HCS gradute students, Yiyun Lin, Katie D'Amico, and Matthew Willman won at the CFAES Annual Research Conference Poster Competition on April 22, 2019.
1st place in Doctorate category
Flower longevity is an important characteristic of floriculture crops. When flowers senesce, ornamental plants lose their aesthetic and economic value. However, the regulatory mechanisms involved in flower petal senescence are complex and not well understood. Although nutrient mobilization is considered important in the regulation of flower petal senescence, there is a lack of genetic evidence to substantiate the roles of nutrient mobilization-related genes during this process. A recent transcriptomic study of Petunia × hybrida corollas identified nutrient mobilization-related autophagy and nuclease genes that are differentially regulated during petal senescence. We hypothesized that altering the expression level of nutrient mobilization-related genes will decrease flower longevity and affect other flower features. To test this hypothesis, individual genes were knocked down using virus-induced gene silencing (VIGS) in Petunia × hybrida ‘Picobella Blue’. Our results indicate that the knockdown of Petunia Endonuclease 1 (PhNUC1) resulted in delayed flowering and early senescence. For the autophagy genes tested, our results show that the knockdown of Autophagy Gene 8d (PhATG8d) induced delayed flowering time, the knockdown of Autophagy Gene 6 (PhATG6) resulted in early flower senescence and lower total flower dry weight, and knocking down Phosphoinositide 3-kinase (PhPI3K) gene caused reduced flower dry weight in petunia. The genes identified in this study will be further tested using stable genetic engineering and genome editing. The results of this project will be fundamental for future studies of flower petal senescence and will provide genetic information for future floriculture crop improvement.
2nd place in the Doctorate categroy.
The research presented in my CFAES conference poster is part of a larger project examining the genetic mechanisms underlying non-infectious bud-failure exhibition in almond.
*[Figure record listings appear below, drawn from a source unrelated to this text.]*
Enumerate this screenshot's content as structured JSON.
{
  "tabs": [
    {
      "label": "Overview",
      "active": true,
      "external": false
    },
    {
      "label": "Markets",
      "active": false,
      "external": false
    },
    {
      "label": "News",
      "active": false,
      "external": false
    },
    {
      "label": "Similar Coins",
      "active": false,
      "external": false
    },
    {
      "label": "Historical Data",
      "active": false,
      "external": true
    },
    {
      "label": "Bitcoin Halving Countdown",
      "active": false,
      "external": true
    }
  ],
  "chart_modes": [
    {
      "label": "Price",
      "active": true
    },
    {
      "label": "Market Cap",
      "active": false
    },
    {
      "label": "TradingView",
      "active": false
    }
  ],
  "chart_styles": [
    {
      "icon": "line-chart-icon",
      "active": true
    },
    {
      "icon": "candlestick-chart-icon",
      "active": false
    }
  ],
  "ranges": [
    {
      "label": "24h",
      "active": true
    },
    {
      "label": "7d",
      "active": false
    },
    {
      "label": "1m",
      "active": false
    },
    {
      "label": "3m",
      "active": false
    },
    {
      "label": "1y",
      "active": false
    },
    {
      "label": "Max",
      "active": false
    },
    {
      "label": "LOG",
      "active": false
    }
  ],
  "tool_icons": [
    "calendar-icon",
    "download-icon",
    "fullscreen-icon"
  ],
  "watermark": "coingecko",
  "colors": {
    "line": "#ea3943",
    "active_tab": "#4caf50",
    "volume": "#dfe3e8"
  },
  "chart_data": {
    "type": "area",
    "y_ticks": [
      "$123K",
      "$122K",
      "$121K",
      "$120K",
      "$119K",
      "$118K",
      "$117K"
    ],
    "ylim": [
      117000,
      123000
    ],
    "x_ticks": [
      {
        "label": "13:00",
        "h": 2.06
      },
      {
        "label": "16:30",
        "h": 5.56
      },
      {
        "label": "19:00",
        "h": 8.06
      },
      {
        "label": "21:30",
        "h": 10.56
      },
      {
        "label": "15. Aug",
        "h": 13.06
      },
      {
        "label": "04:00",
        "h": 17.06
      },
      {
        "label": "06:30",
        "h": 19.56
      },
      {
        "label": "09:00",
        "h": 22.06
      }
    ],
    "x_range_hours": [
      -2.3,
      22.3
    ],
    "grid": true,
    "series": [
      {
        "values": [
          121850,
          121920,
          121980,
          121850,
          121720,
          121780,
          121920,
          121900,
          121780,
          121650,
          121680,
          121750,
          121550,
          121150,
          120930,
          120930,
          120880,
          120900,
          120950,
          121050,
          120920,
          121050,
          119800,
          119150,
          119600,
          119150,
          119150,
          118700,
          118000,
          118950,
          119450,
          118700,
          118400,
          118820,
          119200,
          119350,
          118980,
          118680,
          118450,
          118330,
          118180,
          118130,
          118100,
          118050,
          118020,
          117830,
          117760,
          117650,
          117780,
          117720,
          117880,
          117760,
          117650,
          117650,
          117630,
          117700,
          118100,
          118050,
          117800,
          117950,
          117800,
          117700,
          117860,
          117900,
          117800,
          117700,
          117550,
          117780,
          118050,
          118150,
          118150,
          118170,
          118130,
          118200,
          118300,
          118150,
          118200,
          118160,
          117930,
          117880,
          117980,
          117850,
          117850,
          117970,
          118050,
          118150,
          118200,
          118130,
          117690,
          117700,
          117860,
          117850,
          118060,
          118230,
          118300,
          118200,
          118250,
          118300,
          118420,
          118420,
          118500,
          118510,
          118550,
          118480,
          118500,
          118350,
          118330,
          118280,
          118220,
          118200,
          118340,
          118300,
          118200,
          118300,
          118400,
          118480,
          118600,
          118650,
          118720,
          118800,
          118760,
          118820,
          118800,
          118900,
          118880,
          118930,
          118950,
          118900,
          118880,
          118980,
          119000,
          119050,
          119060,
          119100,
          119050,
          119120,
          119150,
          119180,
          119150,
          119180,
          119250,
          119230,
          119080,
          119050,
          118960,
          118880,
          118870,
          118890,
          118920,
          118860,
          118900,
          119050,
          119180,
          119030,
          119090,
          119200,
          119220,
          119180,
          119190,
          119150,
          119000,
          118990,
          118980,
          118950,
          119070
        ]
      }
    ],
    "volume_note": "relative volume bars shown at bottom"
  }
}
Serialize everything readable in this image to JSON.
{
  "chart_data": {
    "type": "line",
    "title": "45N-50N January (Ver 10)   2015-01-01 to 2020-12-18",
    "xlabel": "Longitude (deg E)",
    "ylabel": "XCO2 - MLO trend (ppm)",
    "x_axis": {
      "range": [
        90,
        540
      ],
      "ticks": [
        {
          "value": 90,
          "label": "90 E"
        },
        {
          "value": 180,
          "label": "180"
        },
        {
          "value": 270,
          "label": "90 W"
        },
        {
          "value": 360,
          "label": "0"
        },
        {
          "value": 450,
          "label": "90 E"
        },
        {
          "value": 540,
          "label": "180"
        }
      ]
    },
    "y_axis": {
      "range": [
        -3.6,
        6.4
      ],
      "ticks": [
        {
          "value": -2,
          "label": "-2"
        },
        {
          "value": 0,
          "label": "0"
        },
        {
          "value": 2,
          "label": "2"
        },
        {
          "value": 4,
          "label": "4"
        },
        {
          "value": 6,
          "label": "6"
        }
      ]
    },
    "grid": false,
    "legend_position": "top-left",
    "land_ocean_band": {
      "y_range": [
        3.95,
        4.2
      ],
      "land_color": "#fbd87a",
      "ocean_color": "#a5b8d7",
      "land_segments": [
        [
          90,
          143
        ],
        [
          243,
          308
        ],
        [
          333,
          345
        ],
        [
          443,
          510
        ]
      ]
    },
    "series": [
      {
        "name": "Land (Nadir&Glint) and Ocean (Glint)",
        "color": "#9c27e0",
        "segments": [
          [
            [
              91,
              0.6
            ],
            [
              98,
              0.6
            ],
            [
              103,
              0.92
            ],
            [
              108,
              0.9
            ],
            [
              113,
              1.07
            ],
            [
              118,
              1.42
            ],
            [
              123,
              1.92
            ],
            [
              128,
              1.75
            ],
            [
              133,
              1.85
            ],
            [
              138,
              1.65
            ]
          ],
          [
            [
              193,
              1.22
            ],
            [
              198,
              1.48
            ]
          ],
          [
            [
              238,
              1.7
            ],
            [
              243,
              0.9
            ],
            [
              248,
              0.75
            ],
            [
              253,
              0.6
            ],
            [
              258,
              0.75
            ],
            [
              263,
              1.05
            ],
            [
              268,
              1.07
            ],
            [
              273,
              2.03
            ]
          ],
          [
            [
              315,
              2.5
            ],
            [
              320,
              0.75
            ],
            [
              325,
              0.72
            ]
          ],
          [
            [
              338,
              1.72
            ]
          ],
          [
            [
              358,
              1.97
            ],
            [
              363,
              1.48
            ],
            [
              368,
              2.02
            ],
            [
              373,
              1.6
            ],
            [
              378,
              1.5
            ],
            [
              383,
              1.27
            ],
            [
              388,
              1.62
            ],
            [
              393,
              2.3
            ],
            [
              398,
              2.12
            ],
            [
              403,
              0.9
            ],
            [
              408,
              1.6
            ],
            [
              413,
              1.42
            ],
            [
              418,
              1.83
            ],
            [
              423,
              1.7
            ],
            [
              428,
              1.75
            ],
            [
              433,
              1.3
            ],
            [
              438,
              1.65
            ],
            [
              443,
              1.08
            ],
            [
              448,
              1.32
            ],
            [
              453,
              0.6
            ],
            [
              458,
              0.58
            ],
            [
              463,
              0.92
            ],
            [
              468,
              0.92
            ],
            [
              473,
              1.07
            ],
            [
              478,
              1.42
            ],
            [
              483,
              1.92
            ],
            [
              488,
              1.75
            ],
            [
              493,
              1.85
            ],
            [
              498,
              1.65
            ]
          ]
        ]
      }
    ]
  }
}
Almond is a valuable U.S. nut crop and incidence of bud-failure negatively impacts yield, affecting both growers and consumers. The goal of our project is to identify predictive biomarkers that can be used by almond producers to screen almond germplasm for bud-failure potential. My poster highlights an experiment profiling two sets of identical twin almond trees where one twin in each set exhibits bud-failure while the other twin remains bud-failure free. We are specifically interested in identifying differences in DNA methylation, a specific type of epigenetic alteration that is hypothesized to play a role in bud-failure exhibition. After generating the DNA methylation profiles for each twin, I compared those profiles to identify regions of differential methylation between twins with bud-failure and those that are bud-failure free. Based on this work, I was able to locate several regions of differential methylation that contain or are near-to genes of interest. These genes may contribute to bud-failure exhibition, and the DNA methylation profiles could potentially be used as predictive biomarkers of bud-failure exhibition.
3rd place in the Masters category.
Genetic mapping of pomological traits is limited for black raspberry (BR) and small fruit crops in general. In this study, data produced from a multiple-environment trial of two BR mapping populations were used to estimate quantitative trait loci and define genotype-by-environment interactions for BR fruit quality traits. Findings are expected to guide further genetic characterization of fruit quality, management of breeding germplasm, and development of improved BR cultivars for U.S. production.